Now I'm beginning to wonder.

A few years ago, the administration got Congress to approve the No Child Left Behind bill. That bill tied a lot of things to the receipt of federal education dollars.

It imposes guidelines on states receiving certain federal dollars for things such as teacher standards and testing.

You can argue - and many have - the merits of No Child Left Behind. But you have to acknowledge that the program is a major federal mandate on the states.

Now five of North Carolina's seven Republican U.S. House members are pushing a different mandate on the state: They want to cut off federal highway dollars to the state unless the state makes it more difficult for illegal immigrants to get a driver's license in North Carolina.

"Our feeling is that a driver's license is a privilege for citizens and legal aliens and it shouldn't be something given to somebody who broke the law," U.S. Rep. Sue Myrick, R-N.C., said in an Associated Press report. The other four GOP congressmen are Walter Jones, Charles Taylor, Patrick McHenry and Virginia Foxx.

I have to tell you that the thought of government granting a privilege to anybody makes me tense up. I know. I know. We learned in driver's ed that driving is a privilege. I guess it's the libertarian nature in me that causes me to have that reaction.

In any event, if it's a privilege, then it's a privilege of the state, not the federal government.

State governments set the standards for driving tests, hire the driver's license examiners and enforce the laws. And it should be up to them to decide who gets a license.

One could make an argument - and many have - that illegal immigrants shouldn't get a driver's license.

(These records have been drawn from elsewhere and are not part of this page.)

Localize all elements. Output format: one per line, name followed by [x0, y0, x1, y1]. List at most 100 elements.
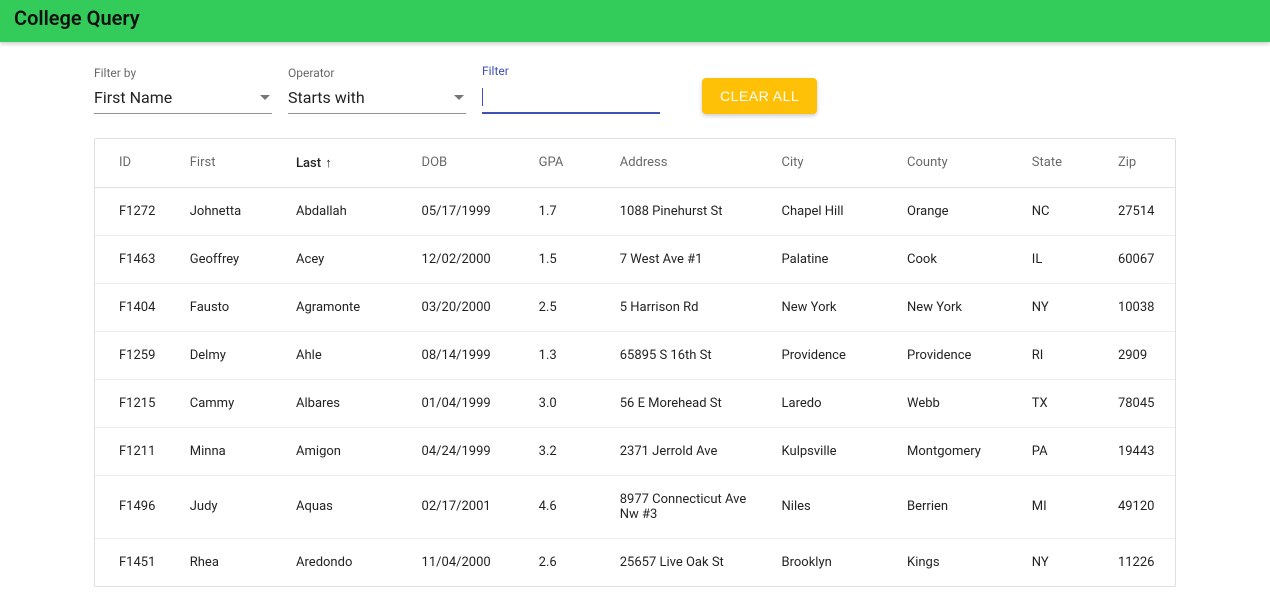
- cell-first: Minna: [178, 427, 284, 475]
- table-row[interactable]: F1215CammyAlbares01/04/19993.056 E Moreh…: [95, 379, 1175, 427]
- data-table: IDFirstLast↑DOBGPAAddressCityCountyState…: [94, 138, 1176, 587]
- column-header-zip[interactable]: Zip: [1106, 139, 1175, 188]
- cell-city: Laredo: [770, 379, 896, 427]
- operator-select[interactable]: Starts with: [288, 84, 466, 114]
- cell-address: 7 West Ave #1: [608, 235, 770, 283]
- cell-last: Aredondo: [284, 538, 410, 586]
- cell-state: NC: [1020, 187, 1106, 235]
- table-row[interactable]: F1496JudyAquas02/17/20014.68977 Connecti…: [95, 475, 1175, 538]
- cell-city: Niles: [770, 475, 896, 538]
- cell-first: Fausto: [178, 283, 284, 331]
- filter-text-field: Filter: [482, 64, 660, 114]
- column-header-gpa[interactable]: GPA: [527, 139, 608, 188]
- cell-city: Brooklyn: [770, 538, 896, 586]
- cell-county: New York: [895, 283, 1020, 331]
- cell-zip: 11226: [1106, 538, 1175, 586]
- cell-county: Orange: [895, 187, 1020, 235]
- cell-zip: 19443: [1106, 427, 1175, 475]
- cell-state: TX: [1020, 379, 1106, 427]
- cell-city: Providence: [770, 331, 896, 379]
- filter-text-label: Filter: [482, 64, 660, 78]
- sort-arrow-icon: ↑: [325, 156, 332, 171]
- cell-gpa: 2.5: [527, 283, 608, 331]
- cell-gpa: 3.2: [527, 427, 608, 475]
- cell-last: Acey: [284, 235, 410, 283]
- cell-gpa: 4.6: [527, 475, 608, 538]
- cell-gpa: 2.6: [527, 538, 608, 586]
- cell-state: RI: [1020, 331, 1106, 379]
- table-header-row: IDFirstLast↑DOBGPAAddressCityCountyState…: [95, 139, 1175, 188]
- filter-input[interactable]: [482, 82, 660, 114]
- cell-zip: 60067: [1106, 235, 1175, 283]
- filter-by-label: Filter by: [94, 66, 272, 80]
- cell-id: F1404: [95, 283, 178, 331]
- filters-row: Filter by First Name Operator Starts wit…: [94, 64, 1176, 114]
- cell-county: Cook: [895, 235, 1020, 283]
- cell-first: Cammy: [178, 379, 284, 427]
- filter-by-field: Filter by First Name: [94, 66, 272, 114]
- cell-county: Kings: [895, 538, 1020, 586]
- table-row[interactable]: F1259DelmyAhle08/14/19991.365895 S 16th …: [95, 331, 1175, 379]
- cell-address: 5 Harrison Rd: [608, 283, 770, 331]
- cell-address: 1088 Pinehurst St: [608, 187, 770, 235]
- cell-county: Webb: [895, 379, 1020, 427]
- cell-first: Judy: [178, 475, 284, 538]
- column-header-county[interactable]: County: [895, 139, 1020, 188]
- cell-gpa: 1.7: [527, 187, 608, 235]
- cell-zip: 78045: [1106, 379, 1175, 427]
- page-title: College Query: [14, 6, 140, 30]
- cell-dob: 01/04/1999: [410, 379, 527, 427]
- table-row[interactable]: F1272JohnettaAbdallah05/17/19991.71088 P…: [95, 187, 1175, 235]
- column-header-state[interactable]: State: [1020, 139, 1106, 188]
- cell-zip: 49120: [1106, 475, 1175, 538]
- cell-last: Amigon: [284, 427, 410, 475]
- cell-dob: 12/02/2000: [410, 235, 527, 283]
- cell-address: 8977 Connecticut Ave Nw #3: [608, 475, 770, 538]
- column-header-id[interactable]: ID: [95, 139, 178, 188]
- cell-county: Providence: [895, 331, 1020, 379]
- cell-id: F1463: [95, 235, 178, 283]
- cell-dob: 11/04/2000: [410, 538, 527, 586]
- column-header-city[interactable]: City: [770, 139, 896, 188]
- column-header-address[interactable]: Address: [608, 139, 770, 188]
- cell-county: Berrien: [895, 475, 1020, 538]
- cell-last: Aquas: [284, 475, 410, 538]
- table-row[interactable]: F1211MinnaAmigon04/24/19993.22371 Jerrol…: [95, 427, 1175, 475]
- cell-state: NY: [1020, 283, 1106, 331]
- cell-county: Montgomery: [895, 427, 1020, 475]
- chevron-down-icon: [260, 95, 270, 100]
- content-area: Filter by First Name Operator Starts wit…: [0, 42, 1270, 587]
- cell-dob: 04/24/1999: [410, 427, 527, 475]
- operator-value: Starts with: [288, 88, 365, 107]
- cell-state: NY: [1020, 538, 1106, 586]
- clear-all-button[interactable]: CLEAR ALL: [702, 78, 817, 114]
- cell-dob: 05/17/1999: [410, 187, 527, 235]
- cell-gpa: 3.0: [527, 379, 608, 427]
- cell-id: F1215: [95, 379, 178, 427]
- cell-state: PA: [1020, 427, 1106, 475]
- table-row[interactable]: F1451RheaAredondo11/04/20002.625657 Live…: [95, 538, 1175, 586]
- cell-id: F1211: [95, 427, 178, 475]
- cell-city: Kulpsville: [770, 427, 896, 475]
- column-header-first[interactable]: First: [178, 139, 284, 188]
- cell-first: Johnetta: [178, 187, 284, 235]
- cell-zip: 27514: [1106, 187, 1175, 235]
- table-row[interactable]: F1463GeoffreyAcey12/02/20001.57 West Ave…: [95, 235, 1175, 283]
- filter-by-select[interactable]: First Name: [94, 84, 272, 114]
- cell-address: 25657 Live Oak St: [608, 538, 770, 586]
- cell-zip: 10038: [1106, 283, 1175, 331]
- cell-last: Ahle: [284, 331, 410, 379]
- text-caret: [482, 88, 483, 106]
- cell-address: 65895 S 16th St: [608, 331, 770, 379]
- cell-last: Abdallah: [284, 187, 410, 235]
- cell-id: F1451: [95, 538, 178, 586]
- column-header-dob[interactable]: DOB: [410, 139, 527, 188]
- cell-first: Rhea: [178, 538, 284, 586]
- cell-city: New York: [770, 283, 896, 331]
- filter-by-value: First Name: [94, 88, 172, 107]
- app-header: College Query: [0, 0, 1270, 42]
- column-header-last[interactable]: Last↑: [284, 139, 410, 188]
- cell-last: Agramonte: [284, 283, 410, 331]
- cell-address: 2371 Jerrold Ave: [608, 427, 770, 475]
- table-row[interactable]: F1404FaustoAgramonte03/20/20002.55 Harri…: [95, 283, 1175, 331]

But that's an argument to be made in Raleigh, not in Washington.

Immigration policy, on the other hand, is the responsibility of the federal government, not the state. And there are very few people I've talked to who believe that the federal government has a good immigration policy.

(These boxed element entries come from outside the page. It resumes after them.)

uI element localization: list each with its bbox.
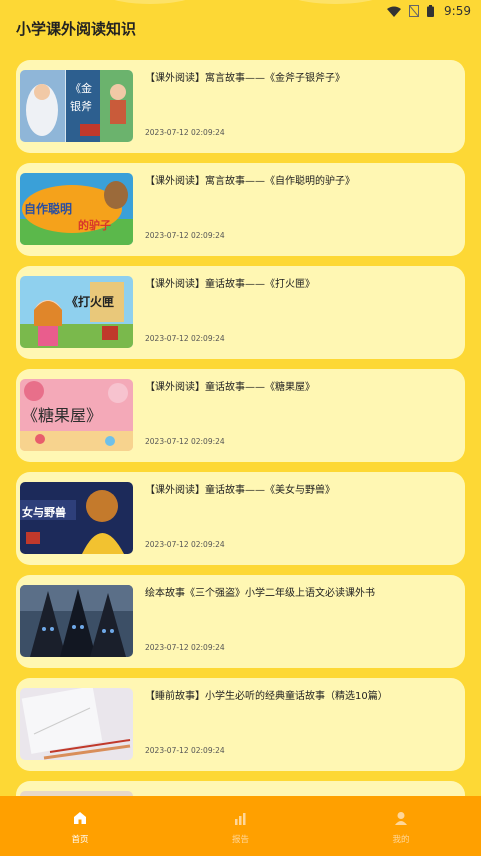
wifi-icon (387, 6, 402, 17)
svg-text:《金: 《金 (70, 81, 92, 95)
page-title: 小学课外阅读知识 (16, 20, 137, 38)
article-title: 【课外阅读】童话故事——《打火匣》 (145, 279, 315, 290)
article-thumbnail (20, 585, 133, 657)
article-title: 【课外阅读】寓言故事——《自作聪明的驴子》 (145, 176, 355, 187)
svg-text:的驴子: 的驴子 (78, 218, 111, 232)
tab-report[interactable]: 报告 (161, 796, 321, 856)
article-thumbnail: 女与野兽 (20, 482, 133, 554)
svg-text:《糖果屋》: 《糖果屋》 (22, 406, 102, 425)
article-date: 2023-07-12 02:09:24 (145, 643, 225, 652)
article-title: 绘本故事《三个强盗》小学二年级上语文必读课外书 (145, 588, 375, 599)
article-card[interactable]: 【睡前故事】小学生必听的经典童话故事（精选10篇） 2023-07-12 02:… (16, 678, 465, 771)
article-date: 2023-07-12 02:09:24 (145, 231, 225, 240)
user-icon (394, 810, 408, 829)
article-title: 【课外阅读】童话故事——《美女与野兽》 (145, 485, 335, 496)
article-thumbnail: 《糖果屋》 (20, 379, 133, 451)
article-date: 2023-07-12 02:09:24 (145, 437, 225, 446)
svg-text:《打火匣: 《打火匣 (66, 294, 114, 309)
chart-icon (234, 810, 248, 829)
status-time: 9:59 (444, 4, 471, 18)
tab-label: 我的 (392, 835, 410, 845)
signal-off-icon (409, 5, 420, 17)
article-list: 《金 银斧 【课外阅读】寓言故事——《金斧子银斧子》 2023-07-12 02… (16, 60, 465, 856)
article-card[interactable]: 自作聪明 的驴子 【课外阅读】寓言故事——《自作聪明的驴子》 2023-07-1… (16, 163, 465, 256)
article-thumbnail: 自作聪明 的驴子 (20, 173, 133, 245)
article-card[interactable]: 《金 银斧 【课外阅读】寓言故事——《金斧子银斧子》 2023-07-12 02… (16, 60, 465, 153)
article-date: 2023-07-12 02:09:24 (145, 334, 225, 343)
article-card[interactable]: 《打火匣 【课外阅读】童话故事——《打火匣》 2023-07-12 02:09:… (16, 266, 465, 359)
article-thumbnail (20, 688, 133, 760)
article-date: 2023-07-12 02:09:24 (145, 128, 225, 137)
battery-icon (427, 5, 435, 17)
article-title: 【课外阅读】寓言故事——《金斧子银斧子》 (145, 73, 345, 84)
tab-home[interactable]: 首页 (0, 796, 160, 856)
article-date: 2023-07-12 02:09:24 (145, 746, 225, 755)
article-date: 2023-07-12 02:09:24 (145, 540, 225, 549)
tab-label: 首页 (71, 835, 89, 845)
bottom-tab-bar: 首页 报告 我的 (0, 796, 481, 856)
article-card[interactable]: 女与野兽 【课外阅读】童话故事——《美女与野兽》 2023-07-12 02:0… (16, 472, 465, 565)
tab-profile[interactable]: 我的 (321, 796, 481, 856)
article-thumbnail: 《打火匣 (20, 276, 133, 348)
article-card[interactable]: 绘本故事《三个强盗》小学二年级上语文必读课外书 2023-07-12 02:09… (16, 575, 465, 668)
home-icon (73, 810, 87, 829)
article-thumbnail: 《金 银斧 (20, 70, 133, 142)
svg-text:银斧: 银斧 (70, 99, 92, 113)
tab-label: 报告 (231, 835, 249, 845)
svg-text:女与野兽: 女与野兽 (22, 505, 66, 519)
article-title: 【睡前故事】小学生必听的经典童话故事（精选10篇） (145, 691, 388, 702)
article-title: 【课外阅读】童话故事——《糖果屋》 (145, 382, 315, 393)
svg-text:自作聪明: 自作聪明 (24, 201, 72, 216)
article-card[interactable]: 《糖果屋》 【课外阅读】童话故事——《糖果屋》 2023-07-12 02:09… (16, 369, 465, 462)
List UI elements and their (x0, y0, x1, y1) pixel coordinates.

Some think that we should have stricter enforcement of our immigration laws. Some even think we should build a wall along the Mexican border to stem the flow of illegal immigrants crossing over into the United States.

Others believe that we should loosen our laws so that people who want to come here to better themselves and their families wouldn't have an illegal status.

Instead of the federal government deciding on a clear immigration policy, it wants to dictate what the state government does on its driver's license policy.

The federal government isn't doing its job right; yet it wants to tell the states how to do theirs.